猫をかぶってる度合いによって、猫になる姿の範囲が変わるのかも
劇中では仮面をかぶることで人間が猫の姿になれるので、それがタイトルの「猫をかぶる」にかかっているんだと思いますが、猫をかぶってる度合いというか、どれくらい自分を偽って生きてるかによって猫になる姿の範囲が変わるんじゃないかなっていうのを、見てて思ったんです。
というのも、ムゲちゃんはお面をかぶったら猫になれたのに、日之出くんがムゲちゃんを助けようとしてお面をかぶっても、手だけしか猫になれませんでした。それは、日之出くんのおじいちゃんが陶芸工房を畳むという話を聞いた時に、何も言えなかったことが関係しているのかもしれないなって。本当はやめてほしくないし、俺が継ぐよって言いたいのに、そこまでの自信がなかった。ろくろを回しながら手で作る陶芸を好きという気持ちに嘘をついた日之出くんは、“手が猫をかぶった”から手だけ猫になった…そう考えてみると、めちゃめちゃ深い!!って感動しました。
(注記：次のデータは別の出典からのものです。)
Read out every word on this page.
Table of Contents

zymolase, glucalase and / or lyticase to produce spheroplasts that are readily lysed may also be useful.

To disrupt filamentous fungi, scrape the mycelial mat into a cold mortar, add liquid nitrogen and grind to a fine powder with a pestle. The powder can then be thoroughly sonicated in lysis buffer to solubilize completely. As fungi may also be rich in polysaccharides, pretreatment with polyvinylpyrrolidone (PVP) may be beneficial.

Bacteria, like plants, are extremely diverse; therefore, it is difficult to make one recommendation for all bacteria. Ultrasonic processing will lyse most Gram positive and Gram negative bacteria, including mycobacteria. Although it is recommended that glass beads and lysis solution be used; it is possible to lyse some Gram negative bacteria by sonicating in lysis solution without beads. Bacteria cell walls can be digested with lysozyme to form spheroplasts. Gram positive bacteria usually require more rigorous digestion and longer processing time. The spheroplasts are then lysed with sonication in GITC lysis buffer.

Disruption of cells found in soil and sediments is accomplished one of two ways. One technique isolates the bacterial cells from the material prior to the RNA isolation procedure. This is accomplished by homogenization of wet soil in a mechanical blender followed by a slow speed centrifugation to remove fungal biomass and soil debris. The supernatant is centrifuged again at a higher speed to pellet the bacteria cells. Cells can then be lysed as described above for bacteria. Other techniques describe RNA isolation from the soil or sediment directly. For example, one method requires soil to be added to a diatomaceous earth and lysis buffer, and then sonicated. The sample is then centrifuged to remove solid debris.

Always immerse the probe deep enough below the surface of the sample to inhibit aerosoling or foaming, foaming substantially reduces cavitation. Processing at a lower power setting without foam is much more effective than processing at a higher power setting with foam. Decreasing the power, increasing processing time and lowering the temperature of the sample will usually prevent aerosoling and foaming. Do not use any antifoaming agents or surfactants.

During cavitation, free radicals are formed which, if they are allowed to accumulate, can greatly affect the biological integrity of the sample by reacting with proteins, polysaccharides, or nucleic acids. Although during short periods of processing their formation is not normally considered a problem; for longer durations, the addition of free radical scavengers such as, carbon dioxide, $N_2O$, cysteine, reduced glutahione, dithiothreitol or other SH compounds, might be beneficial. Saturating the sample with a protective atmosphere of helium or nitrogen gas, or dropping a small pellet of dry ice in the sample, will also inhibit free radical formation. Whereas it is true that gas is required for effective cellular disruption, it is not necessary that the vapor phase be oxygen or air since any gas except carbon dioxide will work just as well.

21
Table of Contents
だから“猫をかぶる”という言葉は決して悪い意味だけじゃなくて、「猫の仮面をつけて嘘の自分で生きてしまっている」という切なさも感じられますよね。そして「泣きたい私は猫をかぶる」というタイトルにも、本当は泣きたいのに笑顔で過ごしてるムゲちゃんが抱えているストレスだったり、“泣きたい私は全身で仮面をかぶって生きてるんだよ”っていう叫びが込められているのかもしれない、と思いました。